Fidel Kuri le propuso a Jorge Urdiales tener control deportivo y administrativo de Veracruz para la temporada 2019-2020. El dueño de los Tiburones Rojos nunca dudó en pagar los 120 millones de pesos a la Asamblea de Dueños, para conseguir la permanencia del club, a pesar de que había perdido la categoría deportivamente.

En la primera reunión con Urdiales, que logró tres títulos de Liga y dos de Concachampions con Monterrey, Kuri le expresó que tendría facultad para definir al técnico y lanzar una estrategia comercial para hacer de recursos al club.

“Está pendiente (...) Me parece normal porque él (Fidel Kuri) tenía que resolver el problema de la Federación, hacer el depósito, que lo validarán y confirmarán en la asamblea. Ahí va el proceso”, indicó Jorge Urdiales.

Veracruz tiene abiertos varios frentes de batalla para la reconstrucción de un proyecto que tendrá una nueva oportunidad en Liga MX. A los problemas financieros y demandas que tiene el club, ya pagó los 120 millones de pesos para mantener la franquicia en Liga MX.

Hace tres días, el dueño de Veracruz realizó el depósito por 244,000 dólares a Montevideo Wanderers por la controversia que sostenía con el equipo uruguayo por los derechos de formación de Matías Santos, y que en caso de no pagarla le hubiera significado el descenso automático por parte de FIFA.

Finalmente, la Asociación Mexicana de Futbolistas profesionales informó que Veracruz todavía no finiquita la deuda de 20 millones de pesos que prometió a jugadores como premio por mantener la categoría en la temporada 2017-2018, y que no podía hacer negociaciones y fichajes, ni tampoco iniciar el torneo Apertura 2019, en caso de no pagar o llegar a un acuerdo con los futbolistas.

Tiburones enfrenta el problema de un plantel devaluado, jugadores que no pertenecen al club o que tendrán que renegociar con ellos, aunque saben que a nivel deportivo pocos resultados dieron.

Urdiales le informó a Fidel Kuri que no podrá asumirse como presidente ejecutivo de Veracruz, debido a que el directivo que se mantuvo 11 años como presidente de Monterrey tiene dos agencias de asesoría en Nuevo León que le impiden cambiar su residencia y estar de tiempo completo al pendiente de Tiburones.

“Le comenté que con mucho gusto podía apoyar en asesoría, proponer personas, pero una vez que tomara esa decisión y la del técnico, que también ya la platicamos y le di puntos de vista, él lo va a decidir”, expresó Jorge Urdiales.

El proyecto que le recomendó Jorge Urdiales al dueño de Veracruz se basa en solidez deportiva, en conseguir un técnico con experiencia y que pueda conseguir 40 puntos en la próxima temporada. El dueño de Veracruz se concentró en ir superando obstáculos, ya confirmó la permanencia del equipo en Liga MX, al pagar al torneo y al club uruguayo, por lo que no hay reglamento que le impida competir en Primera División la próxima temporada, pero por la falta de un técnico, un presidente y con sólo 16 jugadores que pertenecen al equipo —la mayoría jóvenes de Fuerzas Básicas— Tiburones tendrá que recurrir nuevamente a préstamos de jugadores para reforzarse.

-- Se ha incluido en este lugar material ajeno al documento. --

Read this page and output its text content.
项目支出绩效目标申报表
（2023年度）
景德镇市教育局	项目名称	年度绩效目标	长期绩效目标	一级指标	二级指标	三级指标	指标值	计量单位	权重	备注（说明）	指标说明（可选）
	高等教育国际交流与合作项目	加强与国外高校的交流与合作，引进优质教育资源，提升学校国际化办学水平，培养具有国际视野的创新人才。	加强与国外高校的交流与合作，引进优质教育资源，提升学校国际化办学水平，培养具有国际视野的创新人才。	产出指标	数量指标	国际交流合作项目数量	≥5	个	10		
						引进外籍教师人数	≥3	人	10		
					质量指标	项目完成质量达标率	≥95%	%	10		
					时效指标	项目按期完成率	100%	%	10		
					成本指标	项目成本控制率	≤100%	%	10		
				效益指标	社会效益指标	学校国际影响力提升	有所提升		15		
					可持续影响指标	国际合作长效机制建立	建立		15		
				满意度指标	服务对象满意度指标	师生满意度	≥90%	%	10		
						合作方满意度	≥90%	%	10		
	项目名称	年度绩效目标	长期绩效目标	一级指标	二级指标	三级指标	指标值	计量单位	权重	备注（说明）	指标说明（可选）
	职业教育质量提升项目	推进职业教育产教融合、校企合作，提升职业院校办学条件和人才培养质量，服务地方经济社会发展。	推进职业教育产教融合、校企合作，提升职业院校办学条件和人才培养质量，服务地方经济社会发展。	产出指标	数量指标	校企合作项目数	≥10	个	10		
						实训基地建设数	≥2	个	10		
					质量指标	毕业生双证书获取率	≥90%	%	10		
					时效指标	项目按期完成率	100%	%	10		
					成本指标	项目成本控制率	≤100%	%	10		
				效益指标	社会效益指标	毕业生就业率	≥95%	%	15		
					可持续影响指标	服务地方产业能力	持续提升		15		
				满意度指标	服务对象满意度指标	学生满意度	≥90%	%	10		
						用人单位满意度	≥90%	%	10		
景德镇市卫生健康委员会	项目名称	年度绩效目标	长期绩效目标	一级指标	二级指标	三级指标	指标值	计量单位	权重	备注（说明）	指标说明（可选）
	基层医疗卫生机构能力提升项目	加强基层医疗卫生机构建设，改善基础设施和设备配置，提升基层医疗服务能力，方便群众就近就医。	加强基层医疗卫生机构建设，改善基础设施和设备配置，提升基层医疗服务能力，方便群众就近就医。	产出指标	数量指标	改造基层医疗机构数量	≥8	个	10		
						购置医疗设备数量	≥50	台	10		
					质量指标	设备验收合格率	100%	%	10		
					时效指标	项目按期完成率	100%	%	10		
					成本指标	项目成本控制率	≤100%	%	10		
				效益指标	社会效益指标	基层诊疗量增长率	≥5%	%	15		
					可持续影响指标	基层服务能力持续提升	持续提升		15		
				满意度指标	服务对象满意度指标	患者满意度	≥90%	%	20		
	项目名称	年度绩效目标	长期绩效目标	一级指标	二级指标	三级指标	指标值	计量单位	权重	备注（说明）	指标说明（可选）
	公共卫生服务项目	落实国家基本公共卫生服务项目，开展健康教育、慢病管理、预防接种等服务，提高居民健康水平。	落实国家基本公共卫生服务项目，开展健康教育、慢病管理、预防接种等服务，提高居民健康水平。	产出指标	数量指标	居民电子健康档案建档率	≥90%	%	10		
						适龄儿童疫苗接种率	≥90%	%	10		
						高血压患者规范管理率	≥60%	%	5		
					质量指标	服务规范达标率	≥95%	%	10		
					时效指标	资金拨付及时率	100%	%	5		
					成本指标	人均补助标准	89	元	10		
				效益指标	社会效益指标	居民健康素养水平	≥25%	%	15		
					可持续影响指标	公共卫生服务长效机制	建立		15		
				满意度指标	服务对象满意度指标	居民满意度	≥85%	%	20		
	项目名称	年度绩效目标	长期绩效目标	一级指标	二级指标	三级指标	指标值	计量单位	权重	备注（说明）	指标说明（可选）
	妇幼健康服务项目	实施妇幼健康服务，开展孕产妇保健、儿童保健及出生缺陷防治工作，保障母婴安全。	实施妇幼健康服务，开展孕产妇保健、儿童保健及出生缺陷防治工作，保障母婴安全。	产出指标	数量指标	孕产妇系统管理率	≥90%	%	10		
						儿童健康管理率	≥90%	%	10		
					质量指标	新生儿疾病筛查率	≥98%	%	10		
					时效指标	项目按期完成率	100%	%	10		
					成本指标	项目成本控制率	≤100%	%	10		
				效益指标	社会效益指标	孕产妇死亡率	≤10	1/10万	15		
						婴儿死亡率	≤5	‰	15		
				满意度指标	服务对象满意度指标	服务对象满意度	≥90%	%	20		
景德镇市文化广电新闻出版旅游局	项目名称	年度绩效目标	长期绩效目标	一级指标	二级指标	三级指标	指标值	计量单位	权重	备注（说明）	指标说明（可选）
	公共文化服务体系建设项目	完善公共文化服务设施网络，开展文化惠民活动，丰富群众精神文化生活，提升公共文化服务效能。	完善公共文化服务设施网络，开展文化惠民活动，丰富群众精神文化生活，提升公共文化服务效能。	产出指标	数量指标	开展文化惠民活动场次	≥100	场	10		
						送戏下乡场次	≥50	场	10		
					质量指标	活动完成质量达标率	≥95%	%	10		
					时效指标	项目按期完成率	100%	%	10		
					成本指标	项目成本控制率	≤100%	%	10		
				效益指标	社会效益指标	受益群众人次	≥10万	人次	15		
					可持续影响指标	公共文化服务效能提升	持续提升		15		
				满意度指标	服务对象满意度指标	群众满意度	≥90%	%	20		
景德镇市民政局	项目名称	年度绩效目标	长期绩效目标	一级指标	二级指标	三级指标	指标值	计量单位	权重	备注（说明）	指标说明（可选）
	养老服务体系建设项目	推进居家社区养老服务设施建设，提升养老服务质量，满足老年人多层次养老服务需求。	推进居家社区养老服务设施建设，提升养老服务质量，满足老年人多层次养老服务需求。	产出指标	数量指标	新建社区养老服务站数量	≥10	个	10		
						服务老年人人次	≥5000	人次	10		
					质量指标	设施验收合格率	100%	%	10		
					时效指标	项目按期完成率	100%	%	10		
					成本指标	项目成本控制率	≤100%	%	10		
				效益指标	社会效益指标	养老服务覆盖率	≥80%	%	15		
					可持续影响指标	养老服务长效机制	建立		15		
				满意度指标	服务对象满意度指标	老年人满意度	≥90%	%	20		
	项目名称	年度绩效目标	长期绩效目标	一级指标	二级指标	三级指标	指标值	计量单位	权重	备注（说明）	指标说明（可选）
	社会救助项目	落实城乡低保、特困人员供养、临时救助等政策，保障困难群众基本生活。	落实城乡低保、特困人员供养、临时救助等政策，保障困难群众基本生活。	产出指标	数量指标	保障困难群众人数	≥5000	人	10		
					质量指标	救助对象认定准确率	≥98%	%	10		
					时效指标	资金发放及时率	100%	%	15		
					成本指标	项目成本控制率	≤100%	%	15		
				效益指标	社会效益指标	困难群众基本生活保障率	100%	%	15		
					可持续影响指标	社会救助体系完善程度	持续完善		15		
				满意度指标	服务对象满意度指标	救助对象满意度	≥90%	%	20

Robert Dante Siboldi renunció a falta de cuatro jornadas para el final del Torneo Clausura 2019, cuando en el proyecto del dueño del equipo, el entrenador uruguayo se haría cargo de la reconstrucción del equipo, en caso de perder la categoría.

Veracruz tenía a 12 de los 28 jugadores de su plantel en calidad de préstamo, algunos finalizaron contrato, por lo que se tiene que renegociar con ellos un nuevo acuerdo.

“Es un tema que trate con Fidel, donde el más calificado debe ser el técnico que se vaya hacer cargo, quien debe determinar, junto con él, quién se queda y quién se va. Tiene jugadores que terminaron contrato y eso es una ventaja, pero por otro lado tiene que competir con otros equipos por jugadores para poder reforzar”, añadió Jorge Urdiales.

Cuando Veracruz ganó el título de Copa MX del Clausura 2016, el equipo alcanzó su mayor potencial financiero, al valer 32.7 millones de dólares. En ese momento contaba con jugadores como Julio Furch, Daniel Villalba, entre otros, que significan el pilar deportivo y financiero del equipo.

El torneo pasado, Tiburones terminó como el equipo menos valorado del futbol mexicano, incluso por debajo de Lobos Buap, con una cotización de 22.7 millones de dólares, una disminución de 10 millones de dólares.

“Es algo que se tiene que definir, que todavía no tenía resuelto, no tenía patrocinios fuertes y se necesita de un buen contrato de televisión”, expresó.